Avoidant adults tend to fear closeness in relationships even though they feel compelled to seek it out. Once they’re in a relationship, they feel stifled and trapped. They dismiss loving emotions and play down the need for relationships. They appear to be self-sufficient value self-sufficiency but underneath the facade, they are frightened of rejection so they build walls to protect their hearts.

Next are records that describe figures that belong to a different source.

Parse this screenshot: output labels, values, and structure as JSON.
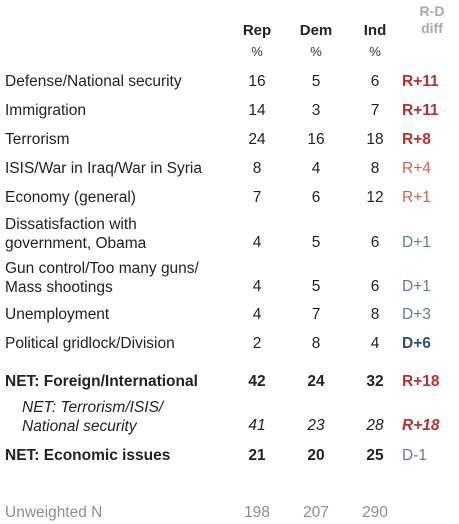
{
  "header": {
    "rep": "Rep",
    "dem": "Dem",
    "ind": "Ind",
    "unit": "%",
    "rd_line1": "R-D",
    "rd_line2": "diff"
  },
  "colors": {
    "rep_strong": "#b7322c",
    "rep_light": "#d35f53",
    "dem_light": "#5b7e9c",
    "dem_strong": "#2f5272",
    "muted": "#8e8e8e"
  },
  "rows": [
    {
      "label": "Defense/National security",
      "rep": "16",
      "dem": "5",
      "ind": "6",
      "diff": "R+11"
    },
    {
      "label": "Immigration",
      "rep": "14",
      "dem": "3",
      "ind": "7",
      "diff": "R+11"
    },
    {
      "label": "Terrorism",
      "rep": "24",
      "dem": "16",
      "ind": "18",
      "diff": "R+8"
    },
    {
      "label": "ISIS/War in Iraq/War in Syria",
      "rep": "8",
      "dem": "4",
      "ind": "8",
      "diff": "R+4"
    },
    {
      "label": "Economy (general)",
      "rep": "7",
      "dem": "6",
      "ind": "12",
      "diff": "R+1"
    },
    {
      "label_line1": "Dissatisfaction with",
      "label_line2": "government, Obama",
      "rep": "4",
      "dem": "5",
      "ind": "6",
      "diff": "D+1"
    },
    {
      "label_line1": "Gun control/Too many guns/",
      "label_line2": "Mass shootings",
      "rep": "4",
      "dem": "5",
      "ind": "6",
      "diff": "D+1"
    },
    {
      "label": "Unemployment",
      "rep": "4",
      "dem": "7",
      "ind": "8",
      "diff": "D+3"
    },
    {
      "label": "Political gridlock/Division",
      "rep": "2",
      "dem": "8",
      "ind": "4",
      "diff": "D+6"
    },
    {
      "label": "NET: Foreign/International",
      "rep": "42",
      "dem": "24",
      "ind": "32",
      "diff": "R+18"
    },
    {
      "label_line1": "NET: Terrorism/ISIS/",
      "label_line2": "National security",
      "rep": "41",
      "dem": "23",
      "ind": "28",
      "diff": "R+18"
    },
    {
      "label": "NET: Economic issues",
      "rep": "21",
      "dem": "20",
      "ind": "25",
      "diff": "D-1"
    },
    {
      "label": "Unweighted N",
      "rep": "198",
      "dem": "207",
      "ind": "290"
    }
  ]
}
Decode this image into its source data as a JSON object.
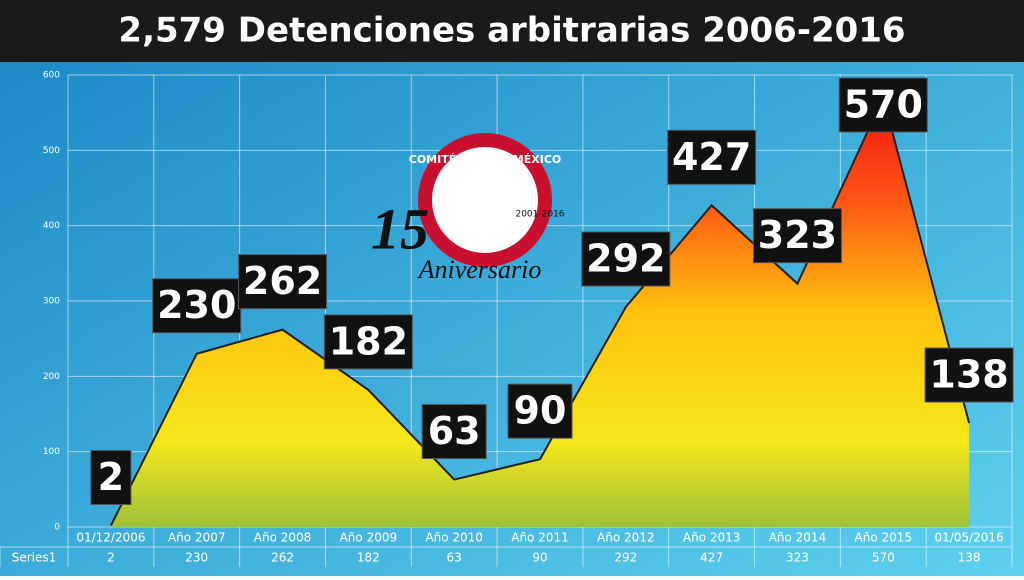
{
  "chart_data": {
    "type": "area",
    "title": "2,579 Detenciones arbitrarias 2006-2016",
    "logo": {
      "name": "COMITÉ CEREZO MÉXICO",
      "number": "15",
      "word": "Aniversario",
      "years": "2001-2016"
    },
    "categories": [
      "01/12/2006",
      "Año 2007",
      "Año 2008",
      "Año 2009",
      "Año 2010",
      "Año 2011",
      "Año 2012",
      "Año 2013",
      "Año 2014",
      "Año 2015",
      "01/05/2016"
    ],
    "series": [
      {
        "name": "Series1",
        "values": [
          2,
          230,
          262,
          182,
          63,
          90,
          292,
          427,
          323,
          570,
          138
        ]
      }
    ],
    "ylim": [
      0,
      600
    ],
    "yticks": [
      0,
      100,
      200,
      300,
      400,
      500,
      600
    ],
    "grid": true
  }
}
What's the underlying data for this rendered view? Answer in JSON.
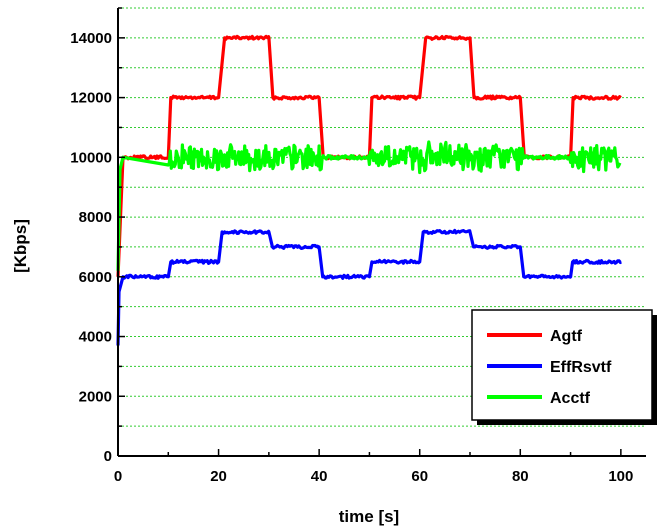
{
  "chart_data": {
    "type": "line",
    "xlabel": "time [s]",
    "ylabel": "[Kbps]",
    "xlim": [
      0,
      105
    ],
    "ylim": [
      0,
      15000
    ],
    "xticks": [
      0,
      20,
      40,
      60,
      80,
      100
    ],
    "yticks": [
      0,
      2000,
      4000,
      6000,
      8000,
      10000,
      12000,
      14000
    ],
    "grid": "horizontal dotted green",
    "legend_position": "bottom-right",
    "series": [
      {
        "name": "Agtf",
        "color": "#ff0000",
        "x": [
          0,
          1,
          10,
          10.5,
          20,
          21.2,
          30,
          30.8,
          40,
          40.8,
          50,
          50.5,
          60,
          61.2,
          70,
          70.8,
          80,
          80.8,
          90,
          90.5,
          100
        ],
        "y": [
          6000,
          10000,
          10000,
          12000,
          12000,
          14000,
          14000,
          12000,
          12000,
          10000,
          10000,
          12000,
          12000,
          14000,
          14000,
          12000,
          12000,
          10000,
          10000,
          12000,
          12000
        ]
      },
      {
        "name": "EffRsvtf",
        "color": "#0000ff",
        "x": [
          0,
          0.2,
          1,
          10,
          10.5,
          20,
          20.7,
          30,
          30.7,
          40,
          40.7,
          50,
          50.5,
          60,
          60.7,
          70,
          70.7,
          80,
          80.7,
          90,
          90.4,
          100
        ],
        "y": [
          3700,
          5500,
          6000,
          6000,
          6500,
          6500,
          7500,
          7500,
          7000,
          7000,
          6000,
          6000,
          6500,
          6500,
          7500,
          7500,
          7000,
          7000,
          6000,
          6000,
          6500,
          6500
        ]
      },
      {
        "name": "Acctf",
        "color": "#00ff00",
        "x": [
          0,
          0.4,
          1,
          10,
          20,
          30,
          40,
          50,
          60,
          70,
          80,
          90,
          100
        ],
        "y": [
          6200,
          9600,
          10000,
          10000,
          10000,
          10000,
          10000,
          10000,
          10000,
          10000,
          10000,
          10000,
          10000
        ]
      }
    ]
  }
}
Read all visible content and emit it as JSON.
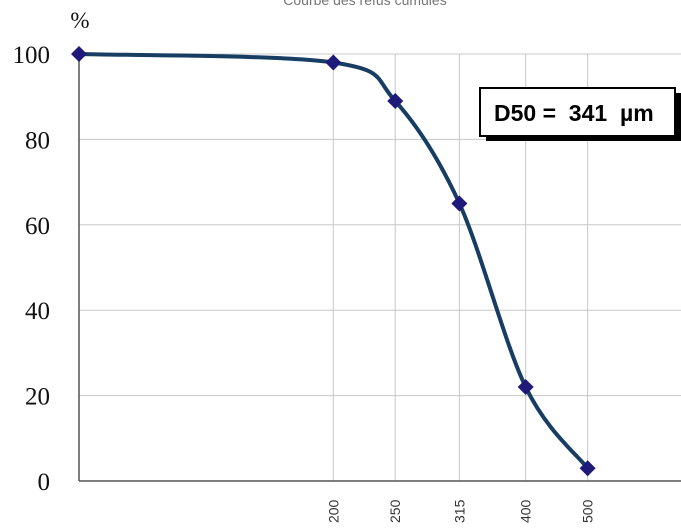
{
  "chart_data": {
    "type": "line",
    "title": "Courbe des refus cumulés",
    "ylabel": "%",
    "xlabel": "",
    "x_scale": "log",
    "xlim": [
      80,
      700
    ],
    "ylim": [
      0,
      100
    ],
    "x_ticks": [
      "200",
      "250",
      "315",
      "400",
      "500"
    ],
    "y_ticks": [
      "0",
      "20",
      "40",
      "60",
      "80",
      "100"
    ],
    "grid": true,
    "annotation": "D50 =  341  µm",
    "colors": {
      "line": "#173d63",
      "marker": "#1f1a7a",
      "grid": "#c8c8c8",
      "axis": "#555555"
    },
    "series": [
      {
        "x": [
          80,
          200,
          250,
          315,
          400,
          500
        ],
        "y": [
          100,
          98,
          89,
          65,
          22,
          3
        ]
      }
    ]
  }
}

It’s common for them to pair up with other avoidant adults because both are comfortable with the level of detachment they need to feel comfortable. They do not challenge the status quo. This coupling may be high achievers who travel for work and keep aspects of their lives separate. Their similarities don’t present many challenges for growth or change. They are usually not all the dramatic either because both partners are of the same mindset about relationships.
These patterns can change over time
With attention, good communication and some effort, these patterns can change over time. Avoidant people who are generally dismissive of relationships can become more aware of the effect they have on their partners. Communicating the need for closeness and space makes for greater honesty and reduces the fear of being controlled. When anxious partners develop outside interests, boundaries and coping skills, they are able to give their partners the space they desire without fearing loss of love or abandonment.
What can you do to help yourself?
Choosing a partner with a more adaptive attachment style will help to make you feel more secure internally. After all, a rising tide raises all boats. Make sense of the past and come to a new understanding of your childhood. As an adult, it’s easier to understand that your mother may have been stressed and overburdened making her less attuned to your needs as a baby. Going to therapy can also help you learn and practice healthier attachment skills.